Contesto con una sonrisa a su sonrisa viniendo a demostrar que no pretendo estirar más el tema, mientras ella responde algo sorprendida: Ya sólo queda que Bayón también suponga y no me lo corrija. Vuelvo a sonreír tímidamente, intentando no parecer muy superado por la situación, y le pregunto qué tal llegó a casa el otro día. Patricia hace un gesto raro con la boca y me doy cuenta de que he sacado el tema demasiado pronto, así que trato de buscar rápidamente otra conversación y voy a decir algo sobre la fiesta de Derecho cuando ella contesta: Bien. Fue un gesto por tu parte no acompañarme, pero lo dice sonriendo, con lo que supongo que no está enfadada, y si lo está no quiere demostrarme que realmente le importó; por si acaso le explico que no me encontraba muy bien y que había bebido demasiado, aunque eso ella ya lo sabe.

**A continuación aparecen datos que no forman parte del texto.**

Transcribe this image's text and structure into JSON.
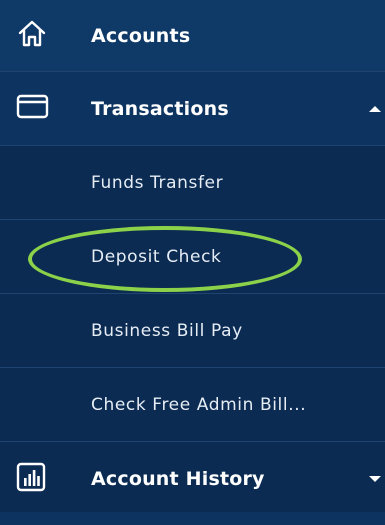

Se hace un intenso silencio durante el que me doy cuenta de que ya se ha ido todo el mundo menos los chicos de la librería, que están empezando a cerrar porque no parece quedar nadie dentro de la facultad. Aquella noche fue muy rara, es lo único que acierto a decir y suena un poco a justificación. Me siento incómodo: el jueves me besó, sí, pero eso, ahora, en el césped de Cantoblanco, con las nubes negras sobre nosotros y las hojas de los árboles moviéndose en estruendo por el viento, no parece querer decir nada, y no es que me sienta triste por ello, es que casi quiero llorar.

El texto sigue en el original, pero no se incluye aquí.